Last week was a rough week. I'll skip the details, but trust me, it was rough.
A few weeks ago, I was at a Change Management Conference in Portland, Connect Change 4. Change Management is an interesting field because you are making people do things they don't want to do, which is change. As someone who helped manage and advocate for change, both in the corporate world and in the public sector, I know change is hard, whatever kind of change it is. The processes have to be right, you need buy-in, you need to make sure people know what the change is, you have to listen to find out where things are and aren't working, and this is all on top of people's moods.

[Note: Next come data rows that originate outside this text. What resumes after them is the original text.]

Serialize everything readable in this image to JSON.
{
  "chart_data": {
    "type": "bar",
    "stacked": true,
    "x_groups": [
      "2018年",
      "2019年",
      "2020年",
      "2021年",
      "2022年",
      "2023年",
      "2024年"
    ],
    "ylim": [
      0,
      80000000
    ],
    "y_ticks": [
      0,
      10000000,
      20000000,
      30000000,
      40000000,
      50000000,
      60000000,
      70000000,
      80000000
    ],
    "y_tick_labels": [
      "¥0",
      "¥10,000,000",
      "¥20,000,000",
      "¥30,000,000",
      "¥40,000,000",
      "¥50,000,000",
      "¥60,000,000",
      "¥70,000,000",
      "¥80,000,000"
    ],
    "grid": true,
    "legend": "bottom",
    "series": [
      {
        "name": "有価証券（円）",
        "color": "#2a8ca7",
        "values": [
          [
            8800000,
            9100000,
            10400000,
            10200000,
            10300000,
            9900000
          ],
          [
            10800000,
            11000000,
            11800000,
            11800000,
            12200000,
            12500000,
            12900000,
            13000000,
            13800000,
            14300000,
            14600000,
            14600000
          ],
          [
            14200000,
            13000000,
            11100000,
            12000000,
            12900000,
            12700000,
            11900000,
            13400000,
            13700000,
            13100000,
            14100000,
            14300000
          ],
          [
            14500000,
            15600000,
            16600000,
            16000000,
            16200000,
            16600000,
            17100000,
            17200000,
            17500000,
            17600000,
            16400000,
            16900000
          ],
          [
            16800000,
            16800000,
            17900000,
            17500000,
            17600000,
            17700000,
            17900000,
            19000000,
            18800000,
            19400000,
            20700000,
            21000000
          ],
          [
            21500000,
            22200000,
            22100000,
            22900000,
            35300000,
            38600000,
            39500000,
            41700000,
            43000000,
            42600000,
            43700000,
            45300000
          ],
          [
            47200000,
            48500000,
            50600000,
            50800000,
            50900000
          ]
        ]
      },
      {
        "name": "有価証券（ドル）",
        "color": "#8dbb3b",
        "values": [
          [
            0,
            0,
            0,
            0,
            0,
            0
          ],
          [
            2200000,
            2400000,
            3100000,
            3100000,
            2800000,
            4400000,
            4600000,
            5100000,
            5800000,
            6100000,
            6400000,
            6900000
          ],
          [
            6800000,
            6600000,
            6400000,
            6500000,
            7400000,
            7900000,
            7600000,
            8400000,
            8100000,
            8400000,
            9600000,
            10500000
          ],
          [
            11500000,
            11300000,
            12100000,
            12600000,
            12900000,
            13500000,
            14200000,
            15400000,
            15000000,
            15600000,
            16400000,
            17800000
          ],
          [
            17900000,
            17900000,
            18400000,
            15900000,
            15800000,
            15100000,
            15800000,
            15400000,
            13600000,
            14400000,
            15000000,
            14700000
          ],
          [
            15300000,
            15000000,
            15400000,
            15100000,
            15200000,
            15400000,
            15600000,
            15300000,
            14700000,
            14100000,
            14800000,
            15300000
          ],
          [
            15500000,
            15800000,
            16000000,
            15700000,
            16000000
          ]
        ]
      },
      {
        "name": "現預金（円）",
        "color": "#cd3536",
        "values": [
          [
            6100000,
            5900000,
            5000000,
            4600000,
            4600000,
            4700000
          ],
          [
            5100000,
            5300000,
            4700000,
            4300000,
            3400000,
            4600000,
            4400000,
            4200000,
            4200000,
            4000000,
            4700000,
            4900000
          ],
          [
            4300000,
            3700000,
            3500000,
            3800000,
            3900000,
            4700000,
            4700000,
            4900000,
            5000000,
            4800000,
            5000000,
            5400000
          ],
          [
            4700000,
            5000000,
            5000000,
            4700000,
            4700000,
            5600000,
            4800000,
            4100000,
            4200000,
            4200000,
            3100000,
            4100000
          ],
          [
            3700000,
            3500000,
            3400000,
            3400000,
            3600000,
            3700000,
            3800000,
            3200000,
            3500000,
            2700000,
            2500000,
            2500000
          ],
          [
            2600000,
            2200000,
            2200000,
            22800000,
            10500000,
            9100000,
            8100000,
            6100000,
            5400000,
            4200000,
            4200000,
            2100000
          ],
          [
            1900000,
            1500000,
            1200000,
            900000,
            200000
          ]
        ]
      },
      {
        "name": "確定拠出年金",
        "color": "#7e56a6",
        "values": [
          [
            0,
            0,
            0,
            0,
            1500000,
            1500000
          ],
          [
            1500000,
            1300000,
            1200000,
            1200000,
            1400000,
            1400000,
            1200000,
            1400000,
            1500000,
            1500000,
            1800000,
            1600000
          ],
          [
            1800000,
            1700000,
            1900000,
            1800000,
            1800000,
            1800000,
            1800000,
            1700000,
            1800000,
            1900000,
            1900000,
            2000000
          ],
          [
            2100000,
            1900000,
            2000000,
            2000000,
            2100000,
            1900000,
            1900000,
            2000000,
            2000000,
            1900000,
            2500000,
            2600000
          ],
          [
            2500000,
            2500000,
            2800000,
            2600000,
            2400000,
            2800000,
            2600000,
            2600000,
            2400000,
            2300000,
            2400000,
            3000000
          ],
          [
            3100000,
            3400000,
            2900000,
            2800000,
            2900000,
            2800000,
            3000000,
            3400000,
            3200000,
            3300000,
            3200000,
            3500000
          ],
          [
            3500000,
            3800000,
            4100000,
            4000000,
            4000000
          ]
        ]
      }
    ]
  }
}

Sometimes change can be for the worse (think a corporate downsizing or life after an earthquake), so resiliency is a big part of change management. How can we help people bounce back after the shit hits the fan?

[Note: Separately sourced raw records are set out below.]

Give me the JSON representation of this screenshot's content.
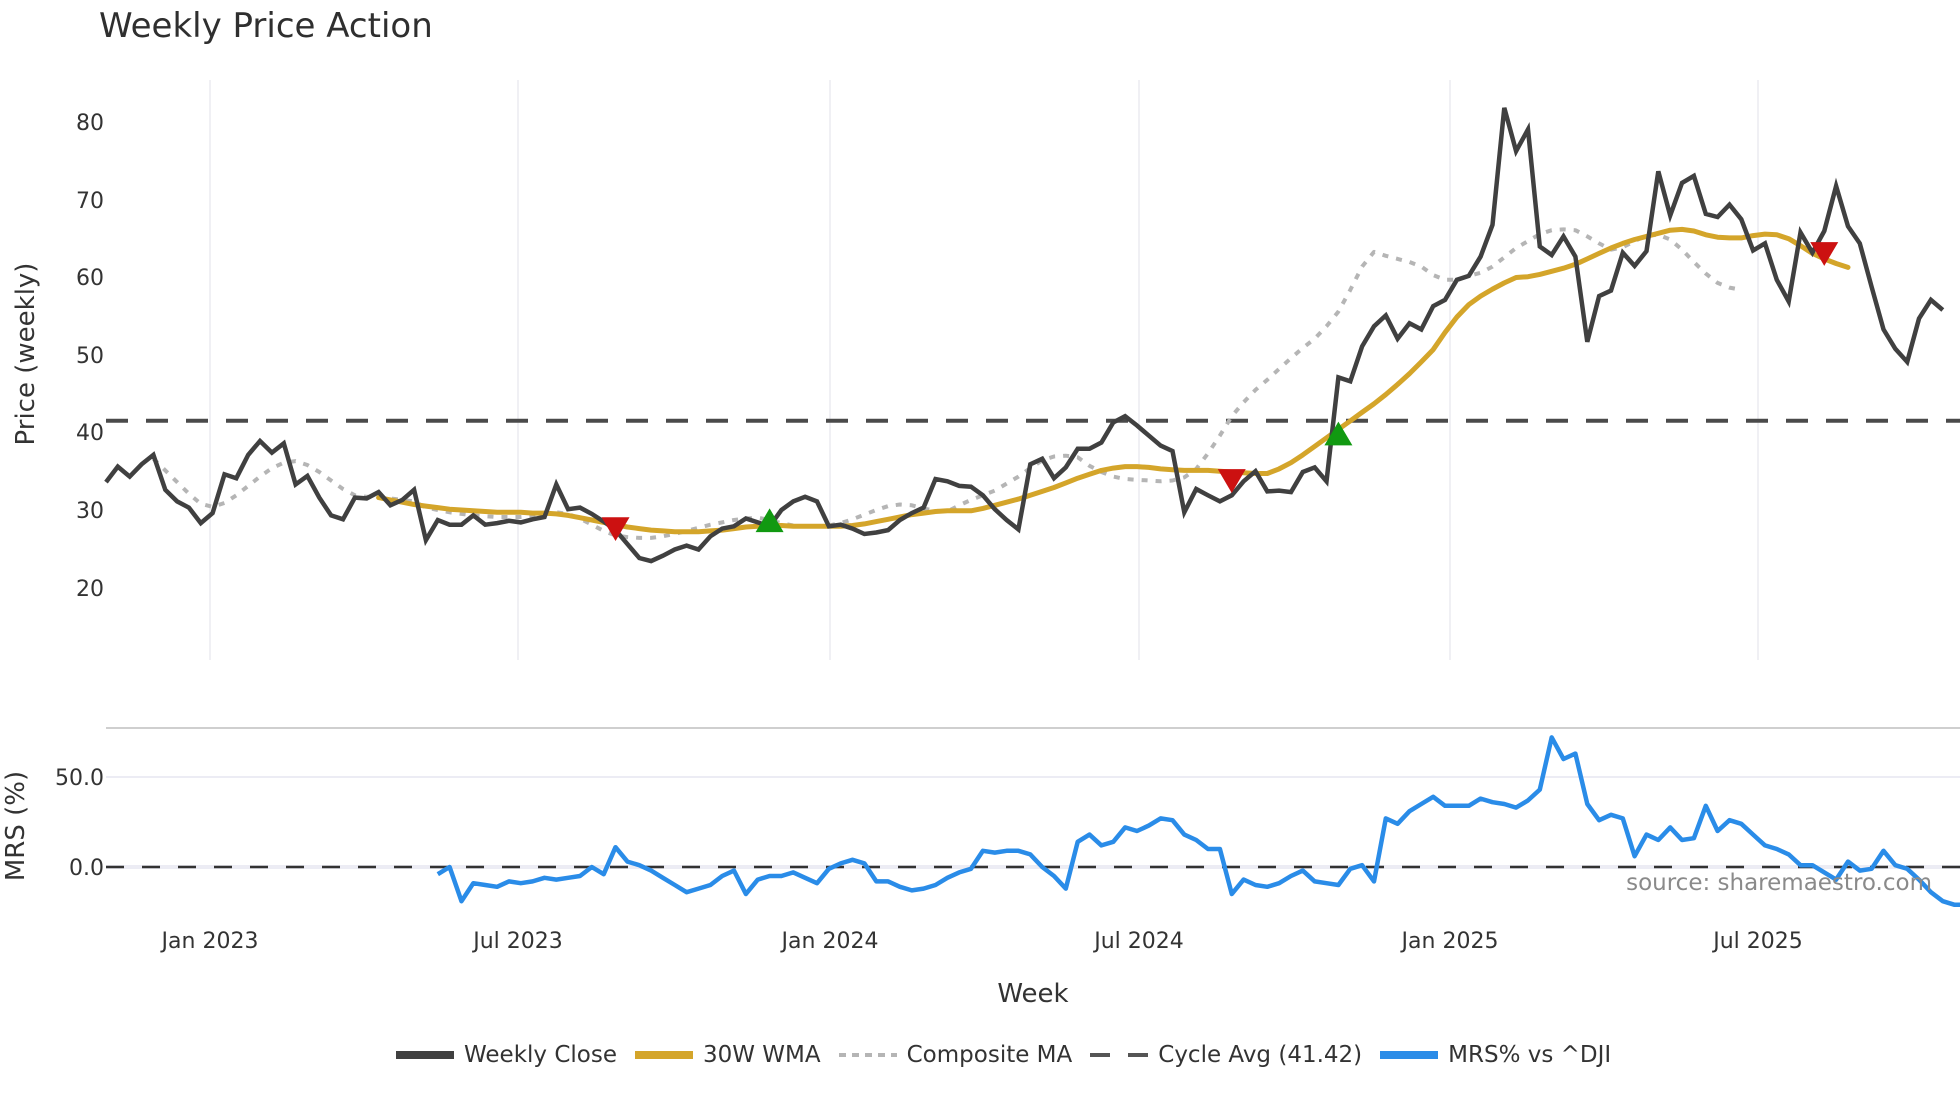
{
  "title": "Weekly Price Action",
  "chart_data": [
    {
      "type": "line",
      "panel": "price",
      "title": "Weekly Price Action",
      "xlabel": "Week",
      "ylabel": "Price (weekly)",
      "ylim": [
        20,
        85
      ],
      "yticks": [
        20,
        30,
        40,
        50,
        60,
        70,
        80
      ],
      "xticks": [
        "Jan 2023",
        "Jul 2023",
        "Jan 2024",
        "Jul 2024",
        "Jan 2025",
        "Jul 2025"
      ],
      "grid": "vertical",
      "x_start_week_index": 0,
      "x_note": "weekly index; index 9 ≈ Jan 2023, index 35 ≈ Jul 2023, index 61 ≈ Jan 2024, index 87 ≈ Jul 2024, index 113 ≈ Jan 2025, index 139 ≈ Jul 2025",
      "series": [
        {
          "name": "Weekly Close",
          "color": "#404040",
          "style": "solid",
          "start_index": 0,
          "values": [
            33.5,
            35.5,
            34.2,
            35.8,
            37,
            32.5,
            31,
            30.2,
            28.2,
            29.5,
            34.5,
            34,
            37,
            38.8,
            37.3,
            38.5,
            33.2,
            34.3,
            31.5,
            29.2,
            28.7,
            31.5,
            31.4,
            32.2,
            30.5,
            31.2,
            32.5,
            26,
            28.6,
            28,
            28,
            29.2,
            28,
            28.2,
            28.5,
            28.3,
            28.7,
            29,
            33.2,
            30,
            30.2,
            29.4,
            28.4,
            27.3,
            25.5,
            23.7,
            23.3,
            24,
            24.8,
            25.3,
            24.8,
            26.5,
            27.5,
            27.8,
            28.8,
            28.3,
            27.8,
            29.9,
            31,
            31.6,
            31,
            27.8,
            28,
            27.5,
            26.8,
            27,
            27.3,
            28.6,
            29.5,
            30.2,
            33.9,
            33.6,
            33,
            32.9,
            31.8,
            30,
            28.6,
            27.4,
            35.8,
            36.5,
            34,
            35.4,
            37.8,
            37.8,
            38.6,
            41.2,
            42,
            40.8,
            39.5,
            38.2,
            37.5,
            29.6,
            32.6,
            31.8,
            31,
            31.8,
            33.6,
            34.9,
            32.3,
            32.4,
            32.2,
            34.8,
            35.4,
            33.6,
            47,
            46.5,
            51,
            53.6,
            55,
            52,
            54,
            53.2,
            56.2,
            57,
            59.6,
            60.1,
            62.6,
            66.7,
            81.8,
            76.2,
            79,
            63.9,
            62.8,
            65.2,
            62.6,
            51.6,
            57.5,
            58.2,
            63.1,
            61.4,
            63.3,
            73.6,
            67.9,
            72.1,
            73,
            68.1,
            67.7,
            69.3,
            67.4,
            63.4,
            64.3,
            59.6,
            56.8,
            65.7,
            63.1,
            65.9,
            71.7,
            66.5,
            64.3,
            58.7,
            53.2,
            50.7,
            49,
            54.6,
            57,
            55.7
          ]
        },
        {
          "name": "30W WMA",
          "color": "#D4A52A",
          "style": "solid",
          "start_index": 23,
          "values": [
            31.5,
            31.2,
            30.9,
            30.6,
            30.4,
            30.2,
            30.0,
            29.9,
            29.8,
            29.7,
            29.6,
            29.6,
            29.6,
            29.5,
            29.5,
            29.4,
            29.2,
            28.9,
            28.6,
            28.3,
            28.0,
            27.7,
            27.5,
            27.3,
            27.2,
            27.1,
            27.1,
            27.1,
            27.2,
            27.3,
            27.5,
            27.7,
            27.8,
            27.9,
            27.9,
            27.8,
            27.8,
            27.8,
            27.8,
            27.8,
            27.9,
            28.1,
            28.4,
            28.7,
            29.0,
            29.3,
            29.5,
            29.7,
            29.8,
            29.8,
            29.8,
            30.1,
            30.5,
            30.9,
            31.3,
            31.8,
            32.3,
            32.8,
            33.4,
            34.0,
            34.5,
            35.0,
            35.3,
            35.5,
            35.5,
            35.4,
            35.2,
            35.1,
            35.0,
            35.0,
            35.0,
            34.9,
            34.8,
            34.7,
            34.6,
            34.6,
            35.2,
            36.0,
            37.0,
            38.1,
            39.2,
            40.3,
            41.4,
            42.5,
            43.6,
            44.8,
            46.1,
            47.5,
            49.0,
            50.6,
            52.8,
            54.8,
            56.4,
            57.5,
            58.4,
            59.2,
            59.9,
            60.0,
            60.3,
            60.7,
            61.1,
            61.6,
            62.3,
            63.0,
            63.7,
            64.3,
            64.8,
            65.2,
            65.6,
            66.0,
            66.1,
            65.9,
            65.4,
            65.1,
            65.0,
            65.0,
            65.3,
            65.5,
            65.4,
            64.9,
            64.0,
            63.0,
            62.3,
            61.7,
            61.2
          ]
        },
        {
          "name": "Composite MA",
          "color": "#B5B5B5",
          "style": "dotted",
          "start_index": 4,
          "values": [
            36.5,
            35.0,
            33.5,
            32.0,
            30.7,
            30.3,
            30.8,
            31.8,
            33.0,
            34.2,
            35.3,
            36.0,
            36.2,
            35.7,
            34.8,
            33.7,
            32.6,
            31.8,
            31.6,
            31.5,
            31.4,
            31.2,
            31.0,
            30.2,
            29.9,
            29.6,
            29.4,
            29.2,
            29.1,
            29.0,
            29.0,
            29.0,
            29.1,
            29.4,
            29.6,
            29.4,
            28.8,
            28.0,
            27.2,
            26.6,
            26.4,
            26.3,
            26.3,
            26.5,
            26.8,
            27.2,
            27.6,
            28.0,
            28.3,
            28.6,
            28.8,
            28.9,
            28.6,
            28.2,
            27.9,
            27.8,
            27.8,
            27.9,
            28.2,
            28.7,
            29.3,
            29.9,
            30.4,
            30.6,
            30.5,
            30.1,
            29.8,
            29.7,
            30.5,
            31.2,
            31.8,
            32.4,
            33.3,
            34.2,
            35.3,
            36.3,
            36.8,
            36.9,
            36.7,
            35.6,
            34.8,
            34.2,
            33.9,
            33.8,
            33.7,
            33.6,
            33.7,
            34.1,
            35.2,
            37.2,
            39.5,
            42.0,
            43.8,
            45.4,
            46.7,
            48.1,
            49.5,
            50.8,
            52.0,
            53.6,
            55.5,
            58.3,
            61.3,
            63.2,
            62.7,
            62.3,
            61.9,
            61.3,
            60.2,
            59.6,
            59.6,
            60.1,
            60.5,
            61.3,
            62.5,
            63.7,
            64.6,
            65.5,
            66.0,
            66.1,
            66.0,
            65.2,
            64.3,
            63.5,
            63.8,
            64.6,
            65.3,
            65.4,
            64.8,
            63.5,
            61.9,
            60.4,
            59.2,
            58.6,
            58.3
          ]
        },
        {
          "name": "Cycle Avg (41.42)",
          "color": "#4a4a4a",
          "style": "dashed",
          "constant": 41.42
        }
      ],
      "markers": [
        {
          "type": "sell",
          "shape": "triangle-down",
          "color": "#CC1111",
          "week_index": 43,
          "value": 27.7
        },
        {
          "type": "buy",
          "shape": "triangle-up",
          "color": "#119911",
          "week_index": 56,
          "value": 28.3
        },
        {
          "type": "sell",
          "shape": "triangle-down",
          "color": "#CC1111",
          "week_index": 95,
          "value": 33.9
        },
        {
          "type": "buy",
          "shape": "triangle-up",
          "color": "#119911",
          "week_index": 104,
          "value": 39.5
        },
        {
          "type": "sell",
          "shape": "triangle-down",
          "color": "#CC1111",
          "week_index": 145,
          "value": 63.2
        }
      ]
    },
    {
      "type": "line",
      "panel": "mrs",
      "xlabel": "Week",
      "ylabel": "MRS (%)",
      "yticks": [
        "0.0",
        "50.0"
      ],
      "ylim": [
        -30,
        75
      ],
      "reference_line": 0,
      "series": [
        {
          "name": "MRS% vs ^DJI",
          "color": "#2A8CE8",
          "style": "solid",
          "start_index": 28,
          "values": [
            -4,
            0,
            -19,
            -9,
            -10,
            -11,
            -8,
            -9,
            -8,
            -6,
            -7,
            -6,
            -5,
            0,
            -4,
            11,
            3,
            1,
            -2,
            -6,
            -10,
            -14,
            -12,
            -10,
            -5,
            -2,
            -15,
            -7,
            -5,
            -5,
            -3,
            -6,
            -9,
            -1,
            2,
            4,
            2,
            -8,
            -8,
            -11,
            -13,
            -12,
            -10,
            -6,
            -3,
            -1,
            9,
            8,
            9,
            9,
            7,
            0,
            -5,
            -12,
            14,
            18,
            12,
            14,
            22,
            20,
            23,
            27,
            26,
            18,
            15,
            10,
            10,
            -15,
            -7,
            -10,
            -11,
            -9,
            -5,
            -2,
            -8,
            -9,
            -10,
            -1,
            1,
            -8,
            27,
            24,
            31,
            35,
            39,
            34,
            34,
            34,
            38,
            36,
            35,
            33,
            37,
            43,
            72,
            60,
            63,
            35,
            26,
            29,
            27,
            6,
            18,
            15,
            22,
            15,
            16,
            34,
            20,
            26,
            24,
            18,
            12,
            10,
            7,
            1,
            1,
            -3,
            -7,
            3,
            -2,
            -1,
            9,
            1,
            -1,
            -7,
            -14,
            -19,
            -21,
            -21,
            -15,
            -14,
            -17
          ]
        }
      ]
    }
  ],
  "axes": {
    "price_ylabel": "Price (weekly)",
    "price_yticks": [
      "80",
      "70",
      "60",
      "50",
      "40",
      "30",
      "20"
    ],
    "mrs_ylabel": "MRS (%)",
    "mrs_yticks": [
      "50.0",
      "0.0"
    ],
    "xticks": [
      "Jan 2023",
      "Jul 2023",
      "Jan 2024",
      "Jul 2024",
      "Jan 2025",
      "Jul 2025"
    ],
    "xlabel": "Week"
  },
  "annotation": {
    "source": "source: sharemaestro.com"
  },
  "legend": [
    {
      "label": "Weekly Close",
      "color": "#404040",
      "style": "solid"
    },
    {
      "label": "30W WMA",
      "color": "#D4A52A",
      "style": "solid"
    },
    {
      "label": "Composite MA",
      "color": "#B5B5B5",
      "style": "dotted"
    },
    {
      "label": "Cycle Avg (41.42)",
      "color": "#555555",
      "style": "dashed"
    },
    {
      "label": "MRS% vs ^DJI",
      "color": "#2A8CE8",
      "style": "solid"
    }
  ]
}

One of the topics at the conference was "How to Have a Good Week After a Bad Weekend." One of the speakers talked about the impact of her divorce on her work life. She tried to hide her failed marriage from her colleagues, bury herself in busyness. Anther speaker, a physical therapist, was a facing financial catastrophe, which kept him pre-occupied during work. Having been through months of physical therapy, I can't imagine having an unhappily distracted therapist cranking on my knee.
This was interesting to me because I am not in the workforce right now, so my weeks and weekends kind of blend together. They take place in the same place, for better or worse.
So what happens when I have a bad weekend at home? It blurs into the rest of my week. After this past rough weekend, Jack went to work and the kids went to school, washing away the challenges. They got back on their horses and had distractions.
I didn't. I stayed at home and metaphorically and literally cleaned up while everyone went on about their lives, escaping the mess. How can I wash away a bad weekend when my weekends don't end?